Canadian Marketers Still Falling Short On A Strong Online Linking Strategy
Having a strong linking strategy for your Website might sound so 2001, but it’s still a vital component of your Website development and online strategy. I know it’s not sexy, but I’m finding too many Marketers letting it slide.
Don’t make the same mistake.
While Google may, indeed, be putting less relevance on inbound (and outbound) links, I'm standing strong that a good linking strategy is what's still pushing Blogs to the top of a search engine's organic results. You'll notice significant (and consistent) traffic boosts when a well-respected Blog puts you on their Blogroll, and even more action when you reciprocate the love by placing them on yours.

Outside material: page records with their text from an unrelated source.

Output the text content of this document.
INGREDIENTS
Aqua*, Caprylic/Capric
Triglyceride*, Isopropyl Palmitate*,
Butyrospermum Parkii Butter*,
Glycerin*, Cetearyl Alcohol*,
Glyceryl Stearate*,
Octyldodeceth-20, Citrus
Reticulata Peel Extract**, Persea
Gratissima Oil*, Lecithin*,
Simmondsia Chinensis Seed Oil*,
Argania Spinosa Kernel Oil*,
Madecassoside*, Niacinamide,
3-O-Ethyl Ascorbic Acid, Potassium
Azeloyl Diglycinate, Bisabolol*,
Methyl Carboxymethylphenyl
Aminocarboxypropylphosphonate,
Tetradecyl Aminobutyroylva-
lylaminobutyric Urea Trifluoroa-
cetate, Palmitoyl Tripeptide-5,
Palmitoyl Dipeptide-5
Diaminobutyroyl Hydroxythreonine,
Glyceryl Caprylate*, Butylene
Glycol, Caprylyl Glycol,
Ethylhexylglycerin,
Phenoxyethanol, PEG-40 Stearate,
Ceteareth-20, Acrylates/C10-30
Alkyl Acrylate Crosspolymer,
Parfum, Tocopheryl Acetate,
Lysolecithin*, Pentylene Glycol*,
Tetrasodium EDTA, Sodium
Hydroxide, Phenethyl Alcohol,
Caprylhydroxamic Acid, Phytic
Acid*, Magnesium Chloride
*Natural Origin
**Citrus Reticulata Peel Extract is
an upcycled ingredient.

Having a resource page on your Website is one of the easiest ways to make this work. One simple way to start is by doing a search that looks like this on Google:
link:www.YourWebsiteAddress.com.
What you'll get back is a list of Websites that link to your site. Some of them will be valid, some will be mediocre, and some will be plain ole' spam. The trick is to take the valid ones (and even some of the more mediocre ones) and create a unique Web page with a list that includes a reciprocated link back to these Websites and sources. If you can't make it work within your navigation, at the very least, add it to your text-driven redundant navigation at the bottom of your Web pages.
If you couple this with a strong sense of linking for your Blog strategy, my guess is you'll notice a significant rise in traffic (and maybe even PageRank). And while all of this may seem like Online Marketing 101, I'm consistently amazed at how often a core linking strategy is overlooked in places like RFPs for Website development, while Search Engine Optimization (including tactics for keyword development) seems par for the course.

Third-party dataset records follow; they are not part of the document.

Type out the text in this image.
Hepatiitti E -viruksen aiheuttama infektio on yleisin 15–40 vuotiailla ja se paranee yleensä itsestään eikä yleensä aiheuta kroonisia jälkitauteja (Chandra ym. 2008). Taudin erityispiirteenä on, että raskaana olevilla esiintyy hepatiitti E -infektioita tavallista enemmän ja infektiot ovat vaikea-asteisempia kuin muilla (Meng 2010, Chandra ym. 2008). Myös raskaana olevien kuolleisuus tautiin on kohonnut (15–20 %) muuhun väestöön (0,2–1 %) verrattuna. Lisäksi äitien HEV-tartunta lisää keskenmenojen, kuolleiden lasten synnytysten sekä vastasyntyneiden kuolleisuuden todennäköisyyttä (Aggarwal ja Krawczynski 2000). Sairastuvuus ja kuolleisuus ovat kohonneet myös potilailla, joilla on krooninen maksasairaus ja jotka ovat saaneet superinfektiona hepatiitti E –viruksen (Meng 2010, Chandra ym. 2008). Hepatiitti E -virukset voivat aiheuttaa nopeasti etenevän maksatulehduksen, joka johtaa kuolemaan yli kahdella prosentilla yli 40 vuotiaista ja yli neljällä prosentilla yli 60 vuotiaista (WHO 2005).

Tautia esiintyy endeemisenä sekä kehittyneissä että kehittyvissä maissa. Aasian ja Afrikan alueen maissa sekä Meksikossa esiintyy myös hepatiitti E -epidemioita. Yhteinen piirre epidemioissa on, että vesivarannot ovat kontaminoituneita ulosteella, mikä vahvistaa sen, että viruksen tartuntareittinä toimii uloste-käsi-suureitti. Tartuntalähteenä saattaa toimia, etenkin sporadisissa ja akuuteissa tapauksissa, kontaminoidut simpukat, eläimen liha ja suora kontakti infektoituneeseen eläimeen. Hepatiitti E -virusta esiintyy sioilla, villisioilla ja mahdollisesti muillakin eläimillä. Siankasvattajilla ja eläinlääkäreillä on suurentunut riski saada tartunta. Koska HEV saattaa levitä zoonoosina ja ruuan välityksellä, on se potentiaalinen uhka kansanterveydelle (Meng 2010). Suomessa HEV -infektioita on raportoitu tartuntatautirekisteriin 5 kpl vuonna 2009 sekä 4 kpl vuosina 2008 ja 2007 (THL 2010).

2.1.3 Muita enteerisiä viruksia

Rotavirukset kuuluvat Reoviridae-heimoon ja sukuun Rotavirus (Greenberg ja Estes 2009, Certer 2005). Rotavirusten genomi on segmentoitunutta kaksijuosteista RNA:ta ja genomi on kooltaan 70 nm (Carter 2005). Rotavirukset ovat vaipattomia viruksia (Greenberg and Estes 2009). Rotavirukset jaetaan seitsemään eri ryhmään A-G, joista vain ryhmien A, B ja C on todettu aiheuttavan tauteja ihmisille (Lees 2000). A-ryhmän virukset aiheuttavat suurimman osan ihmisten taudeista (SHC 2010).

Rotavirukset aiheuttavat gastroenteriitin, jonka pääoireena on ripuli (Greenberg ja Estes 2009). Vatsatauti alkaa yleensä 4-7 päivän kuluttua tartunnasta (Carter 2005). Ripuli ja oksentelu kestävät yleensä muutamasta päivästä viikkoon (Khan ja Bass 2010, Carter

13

Marketers are falling short on a good online linking strategy, and the reality of it all is that you can't have a strong search engine optimization plan if you don't have an even stronger linking strategy in place. We're lucky, some of the best people in understanding links and link building (I'm, of course talking about ethical - or white hat - linking techniques, and not those pushing link farms or link baiting), are based in Canada. A simple search will find you a list of capable individuals. That being said, understanding the depth of proper RFPs for Digital Marketing initiatives, I'm still unimpressed with the level of understanding that the majority of Web Development shops in Canada have when it comes to topics like link strategies or organic search engine optimization for their clients.
This is not an indictment of the industry. Things are healthy and the overall work has been amazing, but we still need to remember the basics. No matter how nice a site looks, it's going to be the engine under the hood that makes it really boogie on the Information Superhighway.
Linking is a core part of the engine.